Commentary: Doha's Last Stand
July 26, 2004The World Trade Organization is seeking to bring movement to the deadlocked Doha trade round at a special two-day crisis meeting in Geneva that opens on Tuesday. WTO General Director Panitchpakdi Supachai confirmed last week that all parties have pledged to agree to a skeleton accord by the end of the week.
The foundation is a draft produced by Supachai that would demand the elimination of contested export subsidies for farm products. The paper also calls for widespread and worldwide liberalization of goods traffic and services. The fight over agricultural subsidies in rich industrial countries, which total about $300 billion a year led to the collapse of talks in Cancun, Mexico, last September. Ever since, talks have been placed on the back burner.
Few thrilled by compromise
But on Tuesday, a last attempt will be made by WTO's 147 member states to reach a deal, thus completing the work they were unable to finish in Cancun 10 months ago. If broad enough support can be found, the goal this week is to reach a deal that will lay out a timeframe and the foundations for negotiations of a new world trade accord. Whether sufficient support can be found is far from certain -- the compromise proposal placed on the table last week by Supachai was met with little enthusiasm.
For some, the proposal goes too far, and for others it doesn't go far enough. If an agreement can't be found in the coming days, the negotiations will likely cease, and no one knows if it will be possible to resuscitate them in the future. Opponents of globalization would most certainly celebrate another collapse of the trade round. In their eyes, the WTO is a rogue body in the global economy. Nevertheless, a breakdown of the talks wouldn't stop the process of globalization, it would just slow it down.
The consequences of a weakened WTO
The immediate consequence of a collapse would be a weakening of the WTO. The member states would stay on board and the treaties would remain in effect, but that's not enough to ensure the WTO's long-term authority. And such authority is necessary for the mediation of trade disputes. Without the WTO, these problems would again fall into the hands of diplomats, and that would put smaller countries at an even greater disadvantage. Nor would the superpowers of the world economy benefit. Without the mediation of the Geneva-based WTO, trade disputes between the European Union, the United States, Japan and, eventually, China, would escalate more frequently and could spin out of control far more easily.
A breakdown could also have immediate consequences for growth and the global economy.

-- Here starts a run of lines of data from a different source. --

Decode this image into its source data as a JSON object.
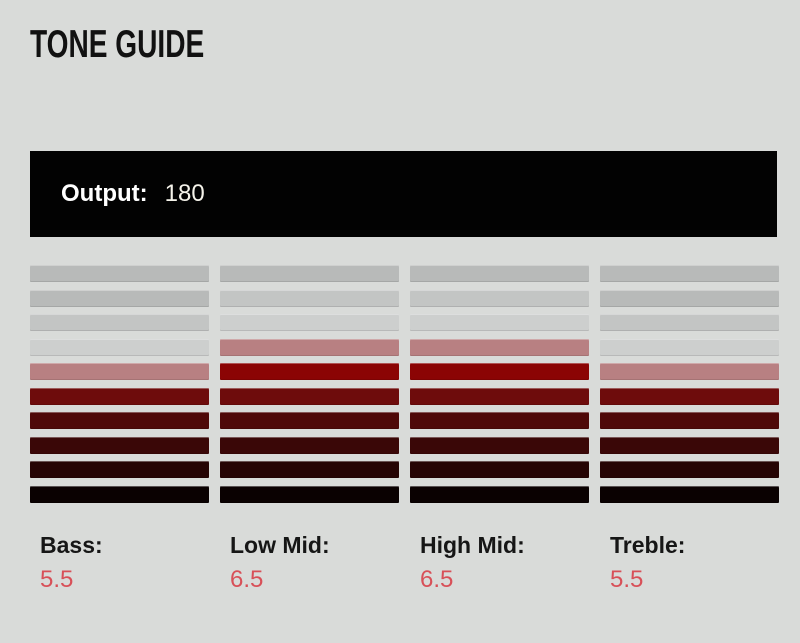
{
  "title": "TONE GUIDE",
  "output": {
    "label": "Output:",
    "value": "180"
  },
  "chart_data": {
    "type": "bar",
    "subtype": "segmented-eq-meter",
    "title": "TONE GUIDE",
    "categories": [
      "Bass",
      "Low Mid",
      "High Mid",
      "Treble"
    ],
    "values": [
      5.5,
      6.5,
      6.5,
      5.5
    ],
    "scale_min": 0,
    "scale_max": 10,
    "segments_per_column": 10,
    "output_level": 180,
    "legend": "none",
    "layout_note": "Four columns of 10 stacked horizontal segments; filled from bottom with dark-red-to-black gradient, topmost filled half-step shown pink, empty segments gray"
  },
  "columns": [
    {
      "label": "Bass:",
      "value": "5.5",
      "segment_colors": [
        "#b8bab9",
        "#b8bab9",
        "#c3c5c4",
        "#cdcfce",
        "#b88082",
        "#6e0c0c",
        "#4f0909",
        "#3a0707",
        "#260404",
        "#0a0101"
      ]
    },
    {
      "label": "Low Mid:",
      "value": "6.5",
      "segment_colors": [
        "#b8bab9",
        "#c3c5c4",
        "#cdcfce",
        "#b88082",
        "#8b0404",
        "#6e0c0c",
        "#4f0909",
        "#3a0707",
        "#260404",
        "#0a0101"
      ]
    },
    {
      "label": "High Mid:",
      "value": "6.5",
      "segment_colors": [
        "#b8bab9",
        "#c3c5c4",
        "#cdcfce",
        "#b88082",
        "#8b0404",
        "#6e0c0c",
        "#4f0909",
        "#3a0707",
        "#260404",
        "#0a0101"
      ]
    },
    {
      "label": "Treble:",
      "value": "5.5",
      "segment_colors": [
        "#b8bab9",
        "#b8bab9",
        "#c3c5c4",
        "#cdcfce",
        "#b88082",
        "#6e0c0c",
        "#4f0909",
        "#3a0707",
        "#260404",
        "#0a0101"
      ]
    }
  ],
  "colors": {
    "background": "#d9dbd9",
    "title_text": "#111111",
    "output_bar_bg": "#020202",
    "output_label_text": "#ffffff",
    "output_value_text": "#f5f3ea",
    "column_label_text": "#161616",
    "column_value_text": "#d85058",
    "empty_gray_far": "#b8bab9",
    "empty_gray_mid": "#c3c5c4",
    "empty_gray_near": "#cdcfce",
    "half_step_pink": "#b88082",
    "full_red_top": "#8b0404",
    "full_black_bottom": "#0a0101"
  }
}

But there's a huge disparity of opinions when it comes to measuring the impact a general liberalization would have. The World Bank has estimated it would generate $350 billion in new wealth, with more than half of that going to the developing nations since they would have the most to gain from an opening of their markets.
However, the WTO is no development agency. It's an event that takes place within the confines of political reality. For the negotiators in Geneva, the challenge is to find a multilateral way out of the current labyrinth of conflicting political interests by the end of the week.